Thank you ... that was one of my gaps in Unix, not learning the VI commands. I will try it and see what happens.


----------



## RendabML (Jul 27, 2020)

bsdnoob said:


> Try again and when you see the *: *sign, press *q*. I got the solution here.


Thank you, it worked.!


----------



## RendabML (Jul 27, 2020)

Hey Fellows,

Thank you. It worked! I am now on 12.1


----------



## Lamia (Jul 28, 2020)

Keep a vi cheatsheet beside your PC. Or download one.


----------



## richardtoohey2 (Jul 28, 2020)

Don't think anyone explained why this happened; it still trips me up as I switch between FreeBSD 11.x and FreeBSD 12.x systems.

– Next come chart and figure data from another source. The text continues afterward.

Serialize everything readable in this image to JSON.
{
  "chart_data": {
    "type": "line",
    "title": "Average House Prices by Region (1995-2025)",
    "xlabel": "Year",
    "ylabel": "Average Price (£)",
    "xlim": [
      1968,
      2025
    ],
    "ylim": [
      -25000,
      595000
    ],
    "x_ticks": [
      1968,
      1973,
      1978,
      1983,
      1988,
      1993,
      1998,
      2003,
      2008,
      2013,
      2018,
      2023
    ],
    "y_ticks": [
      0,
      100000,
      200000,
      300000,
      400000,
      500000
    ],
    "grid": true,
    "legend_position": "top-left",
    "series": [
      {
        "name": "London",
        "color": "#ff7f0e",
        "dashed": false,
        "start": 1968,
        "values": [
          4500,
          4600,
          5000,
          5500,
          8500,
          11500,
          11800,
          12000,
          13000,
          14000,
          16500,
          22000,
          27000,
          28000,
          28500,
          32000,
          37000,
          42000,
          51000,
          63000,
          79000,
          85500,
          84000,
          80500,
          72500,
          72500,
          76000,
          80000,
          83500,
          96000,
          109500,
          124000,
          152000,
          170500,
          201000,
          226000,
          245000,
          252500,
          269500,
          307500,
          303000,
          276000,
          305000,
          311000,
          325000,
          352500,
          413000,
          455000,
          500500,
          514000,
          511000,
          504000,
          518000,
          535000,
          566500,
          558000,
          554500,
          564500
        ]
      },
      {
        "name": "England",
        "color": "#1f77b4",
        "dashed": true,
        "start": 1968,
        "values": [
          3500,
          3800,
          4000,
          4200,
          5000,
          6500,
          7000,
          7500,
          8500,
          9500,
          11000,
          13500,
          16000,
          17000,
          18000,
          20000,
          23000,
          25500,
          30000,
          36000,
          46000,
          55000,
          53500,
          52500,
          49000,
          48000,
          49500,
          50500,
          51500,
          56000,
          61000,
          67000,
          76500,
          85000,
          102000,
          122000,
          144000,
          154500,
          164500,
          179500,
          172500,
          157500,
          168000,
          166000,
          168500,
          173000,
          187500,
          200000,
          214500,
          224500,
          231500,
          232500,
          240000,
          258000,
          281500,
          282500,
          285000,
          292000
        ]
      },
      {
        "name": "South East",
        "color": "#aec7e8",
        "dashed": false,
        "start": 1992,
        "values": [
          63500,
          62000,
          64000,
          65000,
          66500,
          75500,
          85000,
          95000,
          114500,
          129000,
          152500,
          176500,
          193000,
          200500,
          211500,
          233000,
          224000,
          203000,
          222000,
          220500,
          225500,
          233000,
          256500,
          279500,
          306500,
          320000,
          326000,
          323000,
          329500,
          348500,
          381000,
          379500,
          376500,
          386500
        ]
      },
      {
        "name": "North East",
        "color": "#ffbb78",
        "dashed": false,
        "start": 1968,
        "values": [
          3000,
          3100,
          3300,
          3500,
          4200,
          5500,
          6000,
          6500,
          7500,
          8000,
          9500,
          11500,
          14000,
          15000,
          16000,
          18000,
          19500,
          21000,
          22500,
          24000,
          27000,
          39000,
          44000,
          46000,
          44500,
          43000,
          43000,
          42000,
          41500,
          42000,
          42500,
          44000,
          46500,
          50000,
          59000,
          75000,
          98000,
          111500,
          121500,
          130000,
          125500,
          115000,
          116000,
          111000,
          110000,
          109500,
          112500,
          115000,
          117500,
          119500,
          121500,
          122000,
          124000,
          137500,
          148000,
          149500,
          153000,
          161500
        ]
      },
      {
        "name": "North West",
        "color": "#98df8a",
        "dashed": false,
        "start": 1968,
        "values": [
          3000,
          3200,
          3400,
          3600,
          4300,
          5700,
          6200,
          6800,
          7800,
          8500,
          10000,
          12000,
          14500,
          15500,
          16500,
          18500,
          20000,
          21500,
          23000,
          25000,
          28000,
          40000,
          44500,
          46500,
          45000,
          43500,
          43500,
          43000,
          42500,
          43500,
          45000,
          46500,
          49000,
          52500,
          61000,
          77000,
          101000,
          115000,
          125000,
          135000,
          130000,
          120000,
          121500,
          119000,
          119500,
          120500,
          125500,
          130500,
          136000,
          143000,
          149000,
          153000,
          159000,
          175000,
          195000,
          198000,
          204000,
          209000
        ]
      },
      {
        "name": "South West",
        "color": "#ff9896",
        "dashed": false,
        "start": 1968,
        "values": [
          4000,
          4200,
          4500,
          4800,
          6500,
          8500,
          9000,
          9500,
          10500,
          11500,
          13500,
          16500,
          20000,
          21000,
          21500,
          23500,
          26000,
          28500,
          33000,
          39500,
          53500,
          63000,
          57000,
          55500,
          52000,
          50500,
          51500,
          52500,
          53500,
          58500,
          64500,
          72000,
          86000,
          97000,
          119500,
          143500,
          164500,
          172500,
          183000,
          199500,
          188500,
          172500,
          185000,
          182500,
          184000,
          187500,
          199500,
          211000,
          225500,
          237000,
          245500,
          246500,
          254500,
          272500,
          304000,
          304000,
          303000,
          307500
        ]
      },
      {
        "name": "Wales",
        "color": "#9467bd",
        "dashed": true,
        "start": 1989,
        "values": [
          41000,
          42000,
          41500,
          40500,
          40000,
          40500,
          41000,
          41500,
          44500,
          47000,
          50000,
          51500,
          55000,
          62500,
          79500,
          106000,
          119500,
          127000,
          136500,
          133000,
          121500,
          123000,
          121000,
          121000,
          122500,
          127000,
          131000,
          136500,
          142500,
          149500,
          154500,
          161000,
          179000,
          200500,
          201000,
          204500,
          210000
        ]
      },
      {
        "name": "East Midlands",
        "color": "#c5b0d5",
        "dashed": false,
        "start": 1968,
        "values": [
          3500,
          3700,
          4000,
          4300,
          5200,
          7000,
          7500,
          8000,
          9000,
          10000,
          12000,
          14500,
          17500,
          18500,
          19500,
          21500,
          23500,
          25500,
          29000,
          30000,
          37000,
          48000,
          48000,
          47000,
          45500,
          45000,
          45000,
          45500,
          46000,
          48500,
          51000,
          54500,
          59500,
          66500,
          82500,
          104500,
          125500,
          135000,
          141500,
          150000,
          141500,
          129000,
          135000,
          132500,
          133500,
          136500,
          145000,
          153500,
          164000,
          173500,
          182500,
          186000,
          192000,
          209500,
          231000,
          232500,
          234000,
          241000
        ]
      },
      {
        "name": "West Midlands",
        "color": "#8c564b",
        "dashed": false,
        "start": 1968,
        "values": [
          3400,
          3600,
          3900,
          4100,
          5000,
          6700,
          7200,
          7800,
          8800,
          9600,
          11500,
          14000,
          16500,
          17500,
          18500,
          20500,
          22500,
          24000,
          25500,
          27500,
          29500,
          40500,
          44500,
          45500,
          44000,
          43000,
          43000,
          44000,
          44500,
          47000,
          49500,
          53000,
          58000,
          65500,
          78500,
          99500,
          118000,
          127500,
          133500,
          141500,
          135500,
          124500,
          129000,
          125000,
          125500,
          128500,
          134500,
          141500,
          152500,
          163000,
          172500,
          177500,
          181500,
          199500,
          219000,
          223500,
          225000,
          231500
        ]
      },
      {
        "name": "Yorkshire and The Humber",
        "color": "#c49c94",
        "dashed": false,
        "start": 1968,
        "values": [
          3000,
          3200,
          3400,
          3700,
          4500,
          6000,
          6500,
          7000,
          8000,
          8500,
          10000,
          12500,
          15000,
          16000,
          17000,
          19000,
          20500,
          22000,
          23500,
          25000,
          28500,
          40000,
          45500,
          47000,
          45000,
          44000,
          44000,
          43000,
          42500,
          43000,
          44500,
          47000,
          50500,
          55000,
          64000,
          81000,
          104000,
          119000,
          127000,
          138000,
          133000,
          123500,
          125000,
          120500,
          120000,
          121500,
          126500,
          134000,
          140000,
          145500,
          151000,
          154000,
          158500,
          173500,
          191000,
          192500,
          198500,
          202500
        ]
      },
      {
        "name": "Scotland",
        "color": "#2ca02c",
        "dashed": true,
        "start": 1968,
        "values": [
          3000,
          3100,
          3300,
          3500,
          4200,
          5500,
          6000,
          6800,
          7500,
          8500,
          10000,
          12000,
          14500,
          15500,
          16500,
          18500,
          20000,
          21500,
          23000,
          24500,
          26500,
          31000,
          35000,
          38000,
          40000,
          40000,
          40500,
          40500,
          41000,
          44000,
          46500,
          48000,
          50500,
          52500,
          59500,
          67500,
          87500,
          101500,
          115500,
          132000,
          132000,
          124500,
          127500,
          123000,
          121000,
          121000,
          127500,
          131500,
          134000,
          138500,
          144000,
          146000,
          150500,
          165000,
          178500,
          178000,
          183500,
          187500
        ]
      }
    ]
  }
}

I think I'm right it saying it was down to this:









						FreeBSD 12.0-RELEASE Release Notes
					

FreeBSD is an operating system used to power modern servers, desktops, and embedded platforms.




					www.freebsd.org
				




The default PAGER now    defaults to less(1) for most commands. [r337497]





__





						[base] Revision 337497
					






					svnweb.freebsd.org
				




Probably not directly applicable to your situation if you started on 12.0.  But not just freebsd-update - there are other programs that will use the same PAGER.


----------